Ein starker Verwalter, der das alte Schloss aufmöbelt, würde dringend gebraucht. Nur: Stärke ist eine Sekundärtugend. Entscheidend ist, wie und für was man sie benutzt. Berlusconi hat sein Geld, seine Medien und seinen politischen Einfluss in der Vergangenheit virtuos dafür eingesetzt, seine persönlichen Interessen zu fördern. Dem Land aber hat er wenig geholfen.

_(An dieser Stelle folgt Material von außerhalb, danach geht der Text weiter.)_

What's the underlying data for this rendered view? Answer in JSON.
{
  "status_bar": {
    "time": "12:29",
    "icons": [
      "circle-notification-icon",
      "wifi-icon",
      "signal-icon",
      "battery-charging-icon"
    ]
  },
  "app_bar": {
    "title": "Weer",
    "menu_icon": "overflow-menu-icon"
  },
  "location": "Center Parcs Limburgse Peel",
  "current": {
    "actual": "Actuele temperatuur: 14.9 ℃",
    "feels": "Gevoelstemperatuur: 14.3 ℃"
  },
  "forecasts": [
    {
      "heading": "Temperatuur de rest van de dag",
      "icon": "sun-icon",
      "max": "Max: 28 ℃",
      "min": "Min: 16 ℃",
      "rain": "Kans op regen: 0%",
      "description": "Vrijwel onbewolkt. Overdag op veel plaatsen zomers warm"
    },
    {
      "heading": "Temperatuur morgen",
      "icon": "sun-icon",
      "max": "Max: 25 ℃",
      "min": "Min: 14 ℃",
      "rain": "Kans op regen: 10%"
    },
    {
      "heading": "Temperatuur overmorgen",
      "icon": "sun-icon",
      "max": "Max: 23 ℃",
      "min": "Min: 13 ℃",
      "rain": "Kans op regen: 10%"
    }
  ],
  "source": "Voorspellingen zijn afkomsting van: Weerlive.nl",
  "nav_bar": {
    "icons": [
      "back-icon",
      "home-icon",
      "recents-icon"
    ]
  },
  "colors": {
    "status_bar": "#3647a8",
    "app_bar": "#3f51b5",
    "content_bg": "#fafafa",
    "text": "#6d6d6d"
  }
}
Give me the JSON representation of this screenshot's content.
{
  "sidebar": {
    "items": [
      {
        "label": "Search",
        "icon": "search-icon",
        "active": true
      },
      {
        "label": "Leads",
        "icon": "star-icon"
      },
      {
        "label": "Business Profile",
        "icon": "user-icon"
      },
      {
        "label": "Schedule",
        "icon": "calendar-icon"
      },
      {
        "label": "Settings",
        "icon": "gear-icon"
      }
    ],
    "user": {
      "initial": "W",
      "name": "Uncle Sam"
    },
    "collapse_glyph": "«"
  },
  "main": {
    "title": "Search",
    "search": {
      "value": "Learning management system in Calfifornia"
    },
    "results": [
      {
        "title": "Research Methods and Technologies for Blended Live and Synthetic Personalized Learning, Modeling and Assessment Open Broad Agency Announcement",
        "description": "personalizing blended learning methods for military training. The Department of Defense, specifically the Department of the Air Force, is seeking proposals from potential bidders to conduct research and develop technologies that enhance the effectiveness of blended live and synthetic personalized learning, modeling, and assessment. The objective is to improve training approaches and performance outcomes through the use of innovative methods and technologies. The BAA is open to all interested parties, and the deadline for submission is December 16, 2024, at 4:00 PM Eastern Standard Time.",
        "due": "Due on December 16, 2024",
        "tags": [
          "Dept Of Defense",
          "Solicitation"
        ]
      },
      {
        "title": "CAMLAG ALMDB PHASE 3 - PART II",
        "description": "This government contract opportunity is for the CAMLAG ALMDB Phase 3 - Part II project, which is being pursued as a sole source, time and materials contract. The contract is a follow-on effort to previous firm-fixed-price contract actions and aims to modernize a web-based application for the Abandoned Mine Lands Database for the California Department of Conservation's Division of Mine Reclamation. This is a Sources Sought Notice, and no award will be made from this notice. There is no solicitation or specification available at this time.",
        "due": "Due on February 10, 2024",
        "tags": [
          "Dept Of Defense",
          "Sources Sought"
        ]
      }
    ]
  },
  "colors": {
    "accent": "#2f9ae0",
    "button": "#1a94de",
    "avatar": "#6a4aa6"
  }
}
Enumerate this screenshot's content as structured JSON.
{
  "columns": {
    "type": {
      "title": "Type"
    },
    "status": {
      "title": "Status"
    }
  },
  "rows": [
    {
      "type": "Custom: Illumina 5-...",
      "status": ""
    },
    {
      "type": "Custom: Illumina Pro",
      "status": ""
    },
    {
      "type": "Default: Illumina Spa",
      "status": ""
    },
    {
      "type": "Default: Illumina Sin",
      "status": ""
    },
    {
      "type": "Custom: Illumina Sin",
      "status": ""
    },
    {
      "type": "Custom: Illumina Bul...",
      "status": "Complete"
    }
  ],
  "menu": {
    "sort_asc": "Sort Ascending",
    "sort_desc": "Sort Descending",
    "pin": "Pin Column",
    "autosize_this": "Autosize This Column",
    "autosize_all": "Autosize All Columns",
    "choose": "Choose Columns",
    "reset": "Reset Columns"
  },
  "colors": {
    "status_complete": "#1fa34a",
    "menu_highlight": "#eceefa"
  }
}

Sogar er selbst räumt ein, während seiner Regierungszeit von 2001 bis 2006 Reformen versäumt zu haben. Allerdings macht er dafür andere verantwortlich: zänkische Koalitionspartner, eine angeblich destruktive Opposition, die Wirtschaftsführer, den Staatspräsidenten. All diese Sündenböcke stehen diesmal nicht mehr zur Verfügung. Berlusconi hat nun alle Macht, um wirkungsvoll zu regieren. Für Erfolg oder Versagen bei der Sanierung des Landes muss er deswegen persönlich geradestehen.

Der Ministerpräsident ist sich dieser Lage durchaus bewusst. Mit 71 Jahren hat er fast alles an Macht und Reichtum erlangt, was er sich wünschen konnte. Nun lockt ihn noch ein Ziel: Er möchte nach den kommenden fünf Jahren als Premierminister zum Staatspräsidenten gewählt werden - und als großer italienischer Staatsmann in die Geschichte eingehen.

Um das zu schaffen, reicht es nicht mehr aus, wenn der Regierungschef bloß seinen eigenen Interessen dient. Er muss diesmal Italien dienen. Fraglich ist, ob er zu einem solchen Paradigmenwechsel in seinem Alter noch fähig ist. Die Erfahrung mit dem Cavaliere lehrt, skeptisch zu sein.

Abraham Lincoln hat gesagt: "Willst du den Charakter eines Menschen kennenlernen, so gib ihm Macht." Berlusconi ist nun besonders viel davon gegeben. Nicht nur Italien wartet gespannt darauf, was er diesmal damit anfängt.